At Revolution Workshop, a construction trades training center in West Garfield Park, Lightfoot stood alongside Ald. Jason Ervin (27th Ward), who gave the then-mayor the most direct and public praise, praising Lightfoot’s Invest South/West program. City officials say that effort resulted in $1.4 billion in investments in 10 south and west neighborhoods.
While Lightfoot has made a wide range of enemies since taking office, Ervin is not one of them. Early in Lightfoot’s tenure, he said he was skeptical of Invest South/West – and nearly derailed the mayor’s plan to allow the legal sale of cannabis.
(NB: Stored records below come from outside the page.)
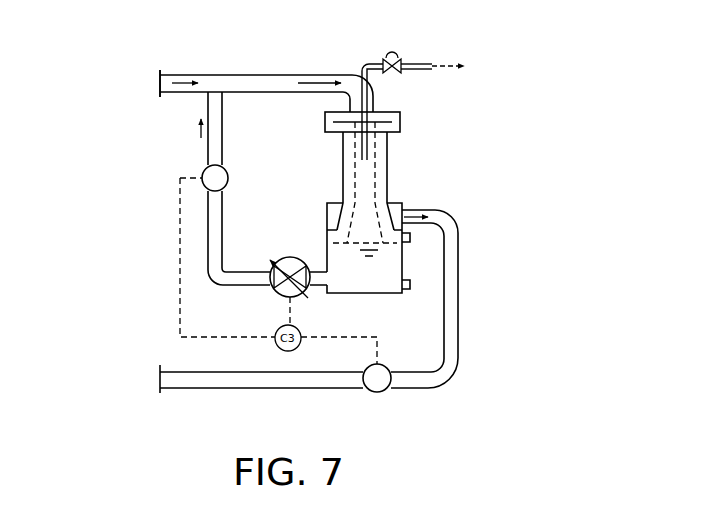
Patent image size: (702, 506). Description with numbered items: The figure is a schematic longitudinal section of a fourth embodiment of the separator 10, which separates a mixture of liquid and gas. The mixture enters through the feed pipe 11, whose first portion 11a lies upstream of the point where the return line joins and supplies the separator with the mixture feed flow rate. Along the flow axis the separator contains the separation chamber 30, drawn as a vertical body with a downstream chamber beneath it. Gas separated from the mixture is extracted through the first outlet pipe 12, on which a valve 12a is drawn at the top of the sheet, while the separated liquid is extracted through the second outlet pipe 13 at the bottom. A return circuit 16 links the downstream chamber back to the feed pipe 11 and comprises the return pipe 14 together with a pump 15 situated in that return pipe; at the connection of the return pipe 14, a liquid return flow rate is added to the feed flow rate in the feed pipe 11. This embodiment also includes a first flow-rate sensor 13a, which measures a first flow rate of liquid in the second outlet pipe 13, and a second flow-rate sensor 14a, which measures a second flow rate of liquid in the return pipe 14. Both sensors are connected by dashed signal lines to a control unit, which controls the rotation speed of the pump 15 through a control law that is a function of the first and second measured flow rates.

The separator 10 is at (459, 161).
The feed pipe 11 is at (265, 75).
The first portion of the feed pipe 11a is at (180, 74).
The first outlet pipe 12 is at (418, 63).
The valve 12a is at (385, 62).
The second outlet pipe 13 is at (197, 389).
The first flow-rate sensor 13a is at (381, 391).
The return pipe 14 is at (222, 132).
The second flow-rate sensor 14a is at (228, 173).
The pump 15 is at (284, 257).
The return circuit 16 is at (138, 176).
The separation chamber 30 is at (378, 161).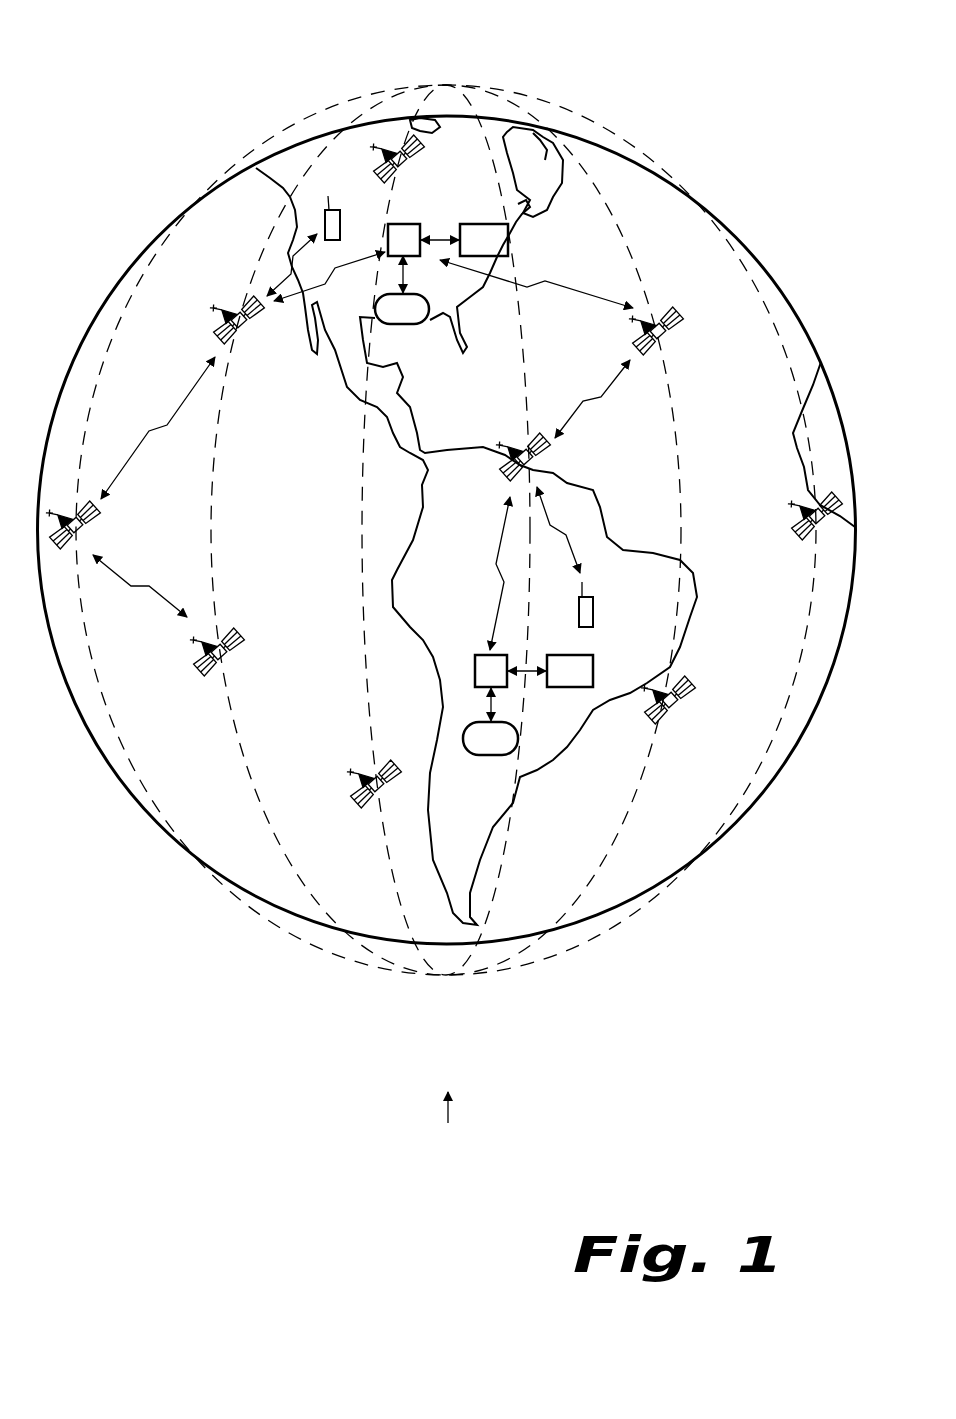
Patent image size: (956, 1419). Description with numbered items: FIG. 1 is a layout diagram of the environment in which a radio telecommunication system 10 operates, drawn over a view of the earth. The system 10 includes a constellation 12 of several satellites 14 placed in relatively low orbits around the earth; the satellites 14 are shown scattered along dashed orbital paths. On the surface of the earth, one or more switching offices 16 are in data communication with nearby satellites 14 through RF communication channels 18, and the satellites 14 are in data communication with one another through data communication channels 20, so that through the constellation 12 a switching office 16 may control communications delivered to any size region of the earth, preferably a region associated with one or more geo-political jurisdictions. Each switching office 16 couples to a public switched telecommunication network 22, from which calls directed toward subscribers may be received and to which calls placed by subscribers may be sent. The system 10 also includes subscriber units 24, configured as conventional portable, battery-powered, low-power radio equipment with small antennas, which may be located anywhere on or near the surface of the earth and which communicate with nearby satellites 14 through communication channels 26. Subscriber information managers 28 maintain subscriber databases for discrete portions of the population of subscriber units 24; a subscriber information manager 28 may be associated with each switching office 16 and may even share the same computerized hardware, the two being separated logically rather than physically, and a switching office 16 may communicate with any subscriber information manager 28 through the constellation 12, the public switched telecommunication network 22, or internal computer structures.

The radio telecommunication system 10 is at (446, 1126).
The constellation 12 is at (452, 88).
The satellites 14 is at (239, 346).
The switching office 16 is at (410, 224).
The RF communication channels 18 is at (326, 282).
The data communication channels 20 is at (175, 409).
The public switched telecommunication network 22 is at (404, 326).
The subscriber unit 24 is at (338, 210).
The communication channels 26 is at (285, 292).
The subscriber information manager 28 is at (510, 242).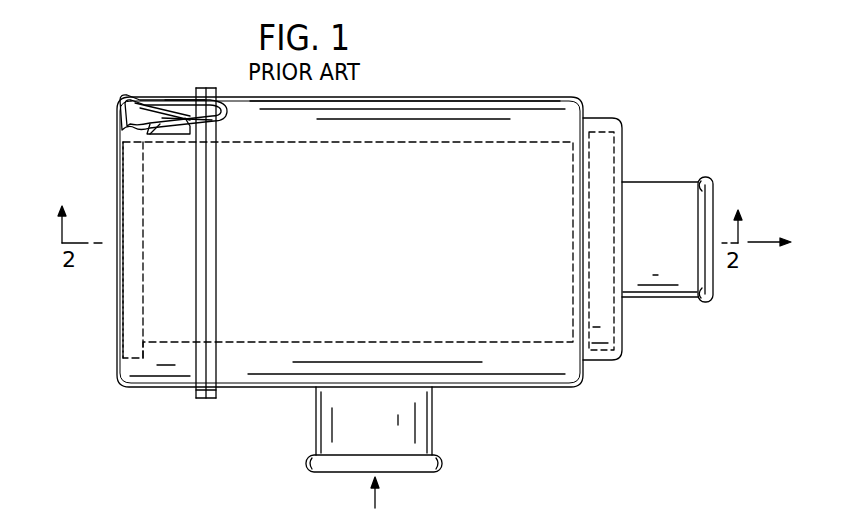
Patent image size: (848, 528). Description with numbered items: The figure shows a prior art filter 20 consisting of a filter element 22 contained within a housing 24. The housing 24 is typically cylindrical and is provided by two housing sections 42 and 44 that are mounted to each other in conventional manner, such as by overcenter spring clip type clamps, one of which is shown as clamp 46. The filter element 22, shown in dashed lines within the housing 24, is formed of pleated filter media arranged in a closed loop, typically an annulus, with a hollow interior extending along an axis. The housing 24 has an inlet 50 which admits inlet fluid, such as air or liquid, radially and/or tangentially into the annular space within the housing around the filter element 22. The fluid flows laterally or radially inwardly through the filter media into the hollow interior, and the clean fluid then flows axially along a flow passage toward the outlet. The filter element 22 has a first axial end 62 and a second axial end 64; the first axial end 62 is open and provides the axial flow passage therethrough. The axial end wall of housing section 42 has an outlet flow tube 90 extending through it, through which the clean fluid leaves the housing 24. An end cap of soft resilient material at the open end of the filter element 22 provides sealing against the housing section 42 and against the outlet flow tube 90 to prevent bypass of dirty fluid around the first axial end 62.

The filter 20 is at (571, 82).
The filter element 22 is at (373, 142).
The housing 24 is at (478, 96).
The housing section 42 is at (280, 388).
The housing section 44 is at (160, 389).
The overcenter spring clip type clamp 46 is at (179, 98).
The inlet 50 is at (432, 420).
The first axial end 62 is at (571, 183).
The second axial end 64 is at (142, 162).
The outlet flow tube 90 is at (652, 297).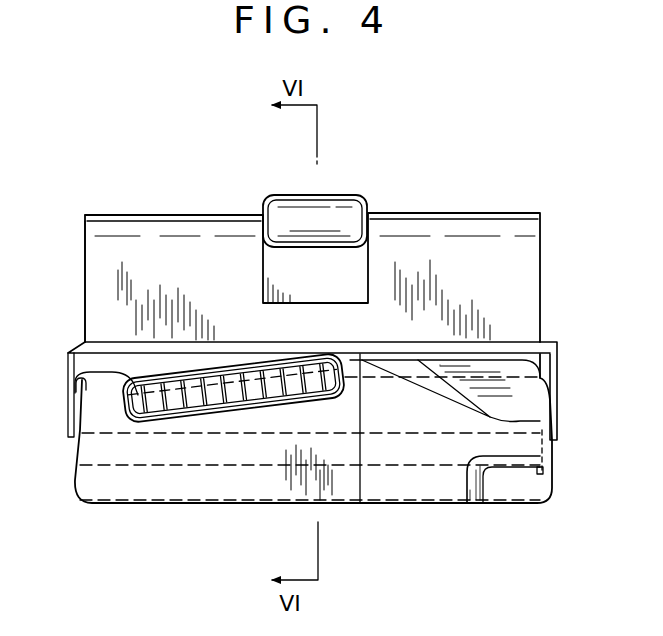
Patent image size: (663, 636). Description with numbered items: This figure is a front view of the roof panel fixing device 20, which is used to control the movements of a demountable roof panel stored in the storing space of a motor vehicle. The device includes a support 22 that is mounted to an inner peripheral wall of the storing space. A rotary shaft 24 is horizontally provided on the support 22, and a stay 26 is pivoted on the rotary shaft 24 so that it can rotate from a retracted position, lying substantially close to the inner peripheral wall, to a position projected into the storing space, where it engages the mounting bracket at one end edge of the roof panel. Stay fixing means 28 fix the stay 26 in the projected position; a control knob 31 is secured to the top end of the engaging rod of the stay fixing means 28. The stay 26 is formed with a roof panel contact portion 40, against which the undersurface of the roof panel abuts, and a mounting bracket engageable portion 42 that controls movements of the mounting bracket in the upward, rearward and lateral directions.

The roof panel fixing device 20 is at (513, 211).
The support 22 is at (157, 228).
The rotary shaft 24 is at (247, 455).
The stay 26 is at (122, 506).
The stay fixing means 28 is at (345, 193).
The control knob 31 is at (281, 198).
The roof panel contact portion 40 is at (84, 371).
The mounting bracket engageable portion 42 is at (537, 483).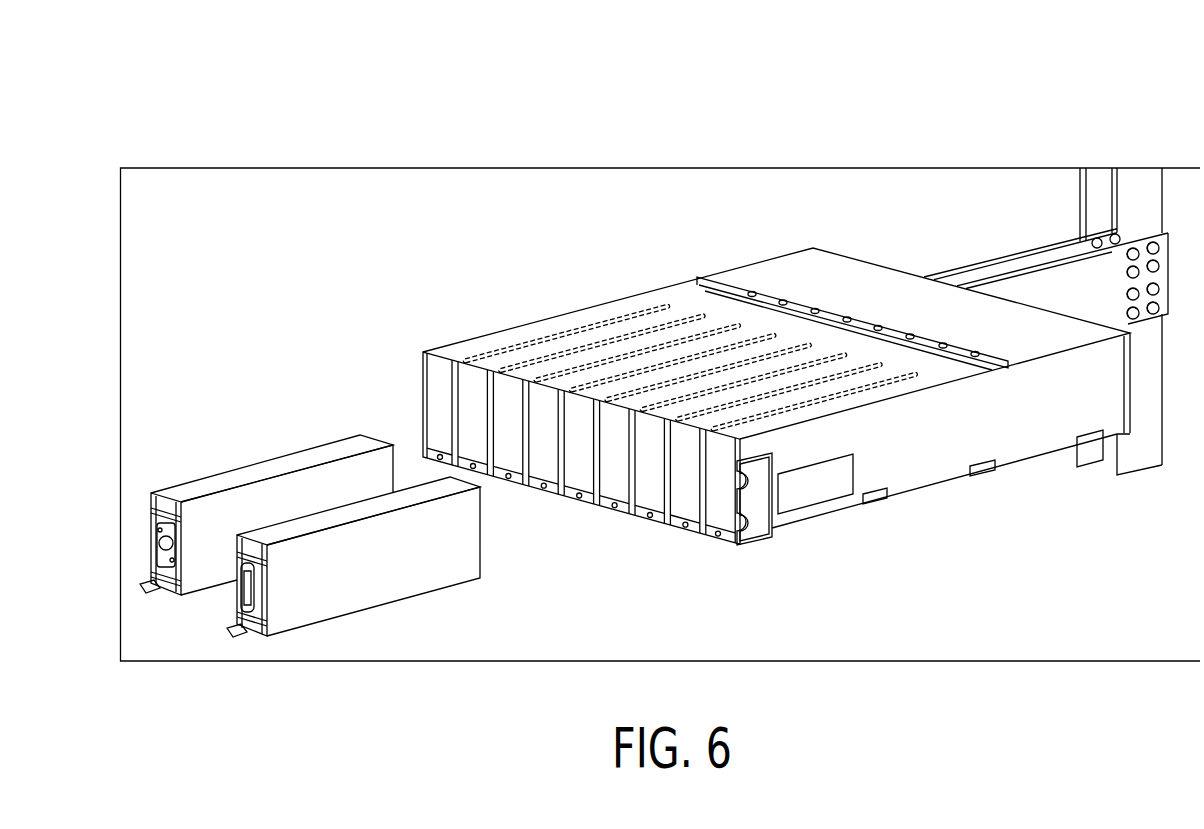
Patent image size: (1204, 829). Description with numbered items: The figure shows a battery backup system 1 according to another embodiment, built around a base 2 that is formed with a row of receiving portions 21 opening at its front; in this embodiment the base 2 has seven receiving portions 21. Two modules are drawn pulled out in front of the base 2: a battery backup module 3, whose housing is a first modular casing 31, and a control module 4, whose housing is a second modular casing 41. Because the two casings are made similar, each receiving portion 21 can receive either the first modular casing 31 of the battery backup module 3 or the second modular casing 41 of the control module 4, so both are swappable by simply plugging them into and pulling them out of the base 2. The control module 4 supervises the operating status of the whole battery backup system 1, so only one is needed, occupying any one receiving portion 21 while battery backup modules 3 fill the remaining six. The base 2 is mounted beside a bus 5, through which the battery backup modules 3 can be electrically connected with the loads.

The battery backup system 1 is at (143, 81).
The base 2 is at (690, 272).
The receiving portions 21 is at (530, 430).
The battery backup module 3 is at (225, 443).
The first modular casing 31 is at (266, 470).
The control module 4 is at (356, 621).
The second modular casing 41 is at (390, 505).
The bus 5 is at (1136, 193).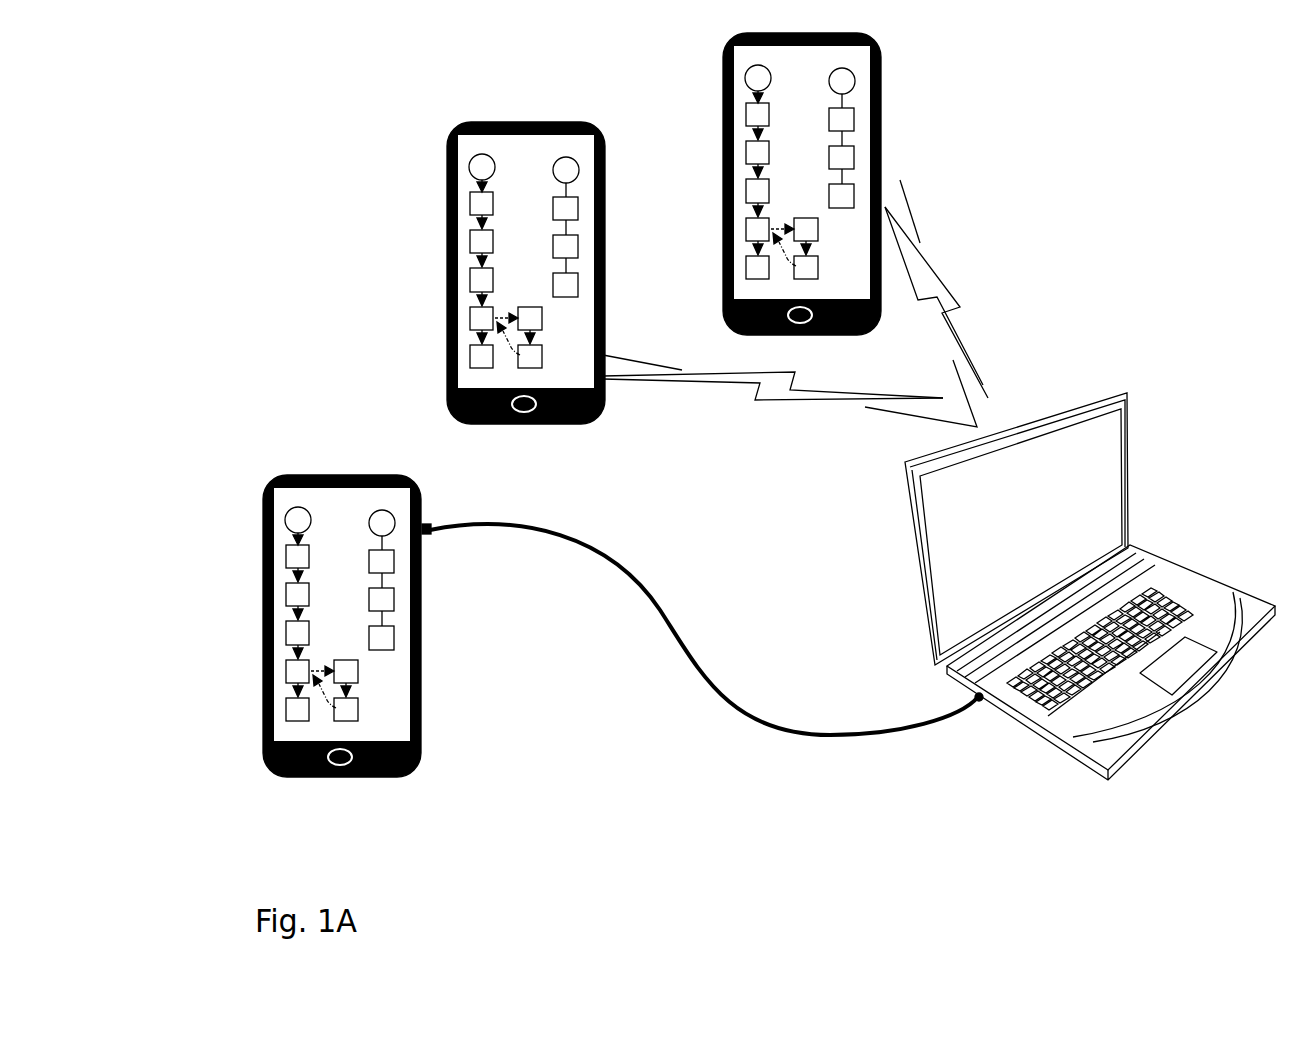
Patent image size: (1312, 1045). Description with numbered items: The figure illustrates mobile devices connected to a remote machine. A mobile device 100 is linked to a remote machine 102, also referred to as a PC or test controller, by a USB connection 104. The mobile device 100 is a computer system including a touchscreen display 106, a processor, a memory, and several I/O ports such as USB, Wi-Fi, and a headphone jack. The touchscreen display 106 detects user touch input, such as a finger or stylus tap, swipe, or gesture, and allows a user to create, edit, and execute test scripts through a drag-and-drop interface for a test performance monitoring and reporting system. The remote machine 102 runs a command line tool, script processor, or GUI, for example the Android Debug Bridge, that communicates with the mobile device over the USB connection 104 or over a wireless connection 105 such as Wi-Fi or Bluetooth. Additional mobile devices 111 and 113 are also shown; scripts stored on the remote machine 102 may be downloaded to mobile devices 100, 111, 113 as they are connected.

The mobile device 100 is at (279, 626).
The remote machine 102 is at (920, 562).
The USB connection 104 is at (687, 655).
The wireless connection 105 is at (785, 413).
The touchscreen display 106 is at (317, 530).
The mobile device 111 is at (437, 222).
The mobile device 113 is at (713, 98).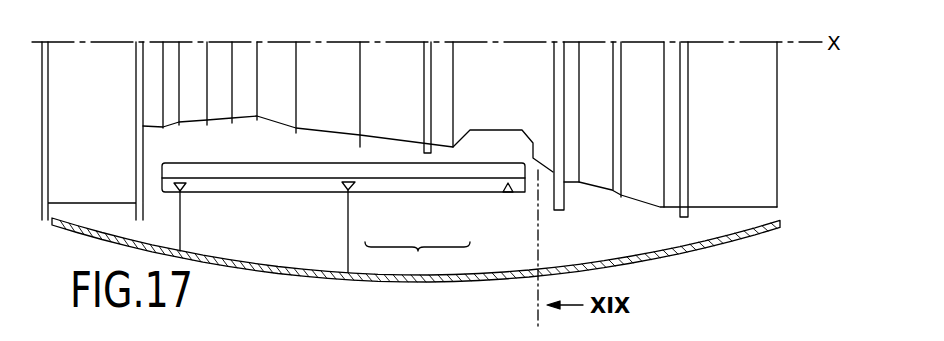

But Ervin said Lightfoot won her over and praised her for investing more in the West Side in her four years in office than former Mayor Richard M. Daley in 22 years and former Mayor Rahm Emanuel in eight years.
The final stop of Lightfoot’s day at Sidetrack in Northalsted, the heart of Chicago’s gay community, was disrupted by a man furious that Lightfoot said on Monday that those charged with violent crimes should be detained before trial because they are “guilty” if they have been charged. . According to a recent study, Illinois has more wrongful convictions than anywhere else in the country.
Throughout the day, Lightfoot bristled with suggestions that she would face an uphill battle to become the first woman to be reelected as mayor of Chicago.
“I am a black woman in America,” Lightfoot said. “People bet against us every day.”
Note: This story will be updated with a video.